Grandi prove attoriali anche per quel che riguarda tutto il resto del cast, che si dimostra totalmente all’altezza dell’alto livello raggiunto dall’opera, tra gli altri, un grande Luigi Lo Cascio nei panni di Totuccio Contorno e Fabrizio Ferracane che incarna Pippo Calò. Nonostante si tratti di una storia ormai tristemente nota anche nei suoi particolari alla maggior parte degli italiani, Bellocchio riesce a restituirne aspetti propri e a interessare lo spettatore cogliendone l’essenza in un modo personale. Lo spazio probabilmente più prezioso e di maggiore impatto è quello riservato al progressivo sviluppo della relazione tra don Masino Buscetta e il giudice Giovanni Falcone che viene rappresentato in modo molto contenuto e sommesso ma da cui emerge una forte intensità. La ricostruzione storica è molto accurata e supportata da tante ricerche, sia da parte degli sceneggiatori, che del regista e degli attori. Ci sono voluti tanti mesi prima di raggiungere un risultato che soddisfacesse chi ha lavorato al progetto. Sembra che l’ultima versione della sceneggiatura fosse l’undicesima.
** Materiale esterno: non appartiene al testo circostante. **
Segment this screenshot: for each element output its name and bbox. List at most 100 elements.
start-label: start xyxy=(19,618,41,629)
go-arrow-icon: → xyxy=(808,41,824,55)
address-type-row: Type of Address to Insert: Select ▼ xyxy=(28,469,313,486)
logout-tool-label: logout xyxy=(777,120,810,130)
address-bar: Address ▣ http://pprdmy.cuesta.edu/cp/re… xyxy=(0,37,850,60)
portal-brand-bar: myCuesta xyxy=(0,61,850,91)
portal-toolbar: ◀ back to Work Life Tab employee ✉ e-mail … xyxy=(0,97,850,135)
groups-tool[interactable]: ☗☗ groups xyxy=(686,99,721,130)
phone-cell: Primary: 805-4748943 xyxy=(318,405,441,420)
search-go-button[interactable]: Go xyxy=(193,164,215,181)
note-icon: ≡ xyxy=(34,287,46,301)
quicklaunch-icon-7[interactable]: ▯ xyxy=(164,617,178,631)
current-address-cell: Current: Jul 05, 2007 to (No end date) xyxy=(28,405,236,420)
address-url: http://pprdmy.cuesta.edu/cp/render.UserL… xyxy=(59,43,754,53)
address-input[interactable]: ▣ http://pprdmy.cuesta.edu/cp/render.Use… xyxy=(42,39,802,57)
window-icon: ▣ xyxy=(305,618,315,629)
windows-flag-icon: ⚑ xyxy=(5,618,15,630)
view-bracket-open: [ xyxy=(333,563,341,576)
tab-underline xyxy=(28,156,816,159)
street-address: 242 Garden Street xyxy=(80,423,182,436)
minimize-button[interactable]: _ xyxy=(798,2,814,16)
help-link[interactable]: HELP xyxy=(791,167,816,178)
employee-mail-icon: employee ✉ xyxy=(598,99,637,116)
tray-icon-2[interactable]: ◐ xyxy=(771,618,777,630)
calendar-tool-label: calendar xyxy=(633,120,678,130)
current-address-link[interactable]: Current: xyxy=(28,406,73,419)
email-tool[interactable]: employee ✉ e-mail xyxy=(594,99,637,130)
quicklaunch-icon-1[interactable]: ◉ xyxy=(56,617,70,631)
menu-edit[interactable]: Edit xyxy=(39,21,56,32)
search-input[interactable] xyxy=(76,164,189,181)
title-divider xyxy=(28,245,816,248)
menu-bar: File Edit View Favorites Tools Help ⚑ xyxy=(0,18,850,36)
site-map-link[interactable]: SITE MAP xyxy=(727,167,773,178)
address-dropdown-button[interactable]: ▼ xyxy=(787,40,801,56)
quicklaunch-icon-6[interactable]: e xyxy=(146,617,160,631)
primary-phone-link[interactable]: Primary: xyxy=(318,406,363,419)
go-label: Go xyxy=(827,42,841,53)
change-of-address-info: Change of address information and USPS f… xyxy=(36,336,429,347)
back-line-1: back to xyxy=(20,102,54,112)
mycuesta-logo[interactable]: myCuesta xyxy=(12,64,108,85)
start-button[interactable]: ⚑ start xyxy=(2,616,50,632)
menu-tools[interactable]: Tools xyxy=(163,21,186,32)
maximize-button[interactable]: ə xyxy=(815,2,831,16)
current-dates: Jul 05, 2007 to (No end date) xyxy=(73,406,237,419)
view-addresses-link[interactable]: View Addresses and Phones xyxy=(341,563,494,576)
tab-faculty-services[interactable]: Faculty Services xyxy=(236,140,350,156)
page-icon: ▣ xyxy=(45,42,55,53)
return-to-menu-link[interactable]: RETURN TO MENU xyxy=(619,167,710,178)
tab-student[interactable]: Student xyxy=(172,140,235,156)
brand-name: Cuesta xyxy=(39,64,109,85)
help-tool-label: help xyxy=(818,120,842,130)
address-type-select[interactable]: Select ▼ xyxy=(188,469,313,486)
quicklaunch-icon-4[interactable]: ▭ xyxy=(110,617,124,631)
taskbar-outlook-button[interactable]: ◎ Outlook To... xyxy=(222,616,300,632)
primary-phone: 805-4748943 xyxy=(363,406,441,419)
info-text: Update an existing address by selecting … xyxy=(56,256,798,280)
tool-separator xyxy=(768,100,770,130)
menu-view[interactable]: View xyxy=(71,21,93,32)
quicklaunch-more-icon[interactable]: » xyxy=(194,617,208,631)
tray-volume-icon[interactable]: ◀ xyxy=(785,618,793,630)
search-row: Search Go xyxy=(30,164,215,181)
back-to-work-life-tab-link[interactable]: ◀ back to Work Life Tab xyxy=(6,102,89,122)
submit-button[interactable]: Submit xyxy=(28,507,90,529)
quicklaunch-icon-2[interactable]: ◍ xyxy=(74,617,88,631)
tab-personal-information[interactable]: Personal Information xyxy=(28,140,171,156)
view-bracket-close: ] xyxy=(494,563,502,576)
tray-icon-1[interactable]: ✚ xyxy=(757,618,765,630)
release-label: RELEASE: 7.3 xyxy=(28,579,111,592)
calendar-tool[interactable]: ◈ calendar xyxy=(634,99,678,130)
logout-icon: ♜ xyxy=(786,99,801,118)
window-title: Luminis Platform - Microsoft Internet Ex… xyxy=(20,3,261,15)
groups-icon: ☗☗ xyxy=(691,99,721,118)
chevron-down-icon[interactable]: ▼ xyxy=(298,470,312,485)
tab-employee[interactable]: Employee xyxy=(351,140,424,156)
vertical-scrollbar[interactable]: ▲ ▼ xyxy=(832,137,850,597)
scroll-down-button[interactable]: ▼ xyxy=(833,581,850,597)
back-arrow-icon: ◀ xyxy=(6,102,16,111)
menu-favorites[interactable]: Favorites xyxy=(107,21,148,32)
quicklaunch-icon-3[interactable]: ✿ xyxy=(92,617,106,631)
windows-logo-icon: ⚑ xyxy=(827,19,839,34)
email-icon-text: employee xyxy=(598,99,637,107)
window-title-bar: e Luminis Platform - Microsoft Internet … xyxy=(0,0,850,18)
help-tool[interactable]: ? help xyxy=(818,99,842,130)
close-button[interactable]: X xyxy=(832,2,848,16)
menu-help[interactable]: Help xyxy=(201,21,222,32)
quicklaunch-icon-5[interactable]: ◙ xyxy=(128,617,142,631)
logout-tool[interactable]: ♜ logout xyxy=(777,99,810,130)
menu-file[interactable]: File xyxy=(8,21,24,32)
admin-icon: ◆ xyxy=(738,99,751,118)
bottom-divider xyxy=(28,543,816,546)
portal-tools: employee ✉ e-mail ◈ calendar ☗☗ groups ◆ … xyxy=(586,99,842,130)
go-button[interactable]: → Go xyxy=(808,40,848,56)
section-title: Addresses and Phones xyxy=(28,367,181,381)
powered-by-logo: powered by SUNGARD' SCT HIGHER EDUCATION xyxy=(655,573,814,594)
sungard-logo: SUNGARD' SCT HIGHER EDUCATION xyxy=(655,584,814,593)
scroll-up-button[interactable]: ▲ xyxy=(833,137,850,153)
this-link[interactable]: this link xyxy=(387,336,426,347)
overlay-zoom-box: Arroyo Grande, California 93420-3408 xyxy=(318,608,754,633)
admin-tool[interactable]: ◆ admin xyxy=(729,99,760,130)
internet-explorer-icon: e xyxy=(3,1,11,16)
Il Buscetta di Bellocchio, come lui stesso afferma, non è un eroe, è qualcuno che ha fatto delle scelte per salvare la propria vita e che le ha fatte in modo tutto sommato conservativo, ribadendo e non rinunciando a dei valori che riconosceva propri, per quanto tali possano essere chiamati (come lo stesso Falcone gli fa presente), semmai sentendosi lui stesso tradito nel non rispetto di questi da parte di Cosa Nostra, e per questo avverte in qualche modo legittimata la propria scelta di collaborare con la giustizia. Il regista ne esprime egregiamente tutte le contraddizioni senza assumere mai una netta posizione né critica, né benevola nei suoi confronti, ma restituendone semplicemente la sua visione, facendolo vivere e muoversi all’interno della descrizione di un contesto storico e situazionale solido e ben strutturato. Quindi, una grande prova, quella italiana alla Croisette, con la quale Marco Bellocchio torna ai suoi massimi livelli, dopo l’ultimo Fai bei sogni, forse un po’ sottotono rispetto alle sue grandi doti.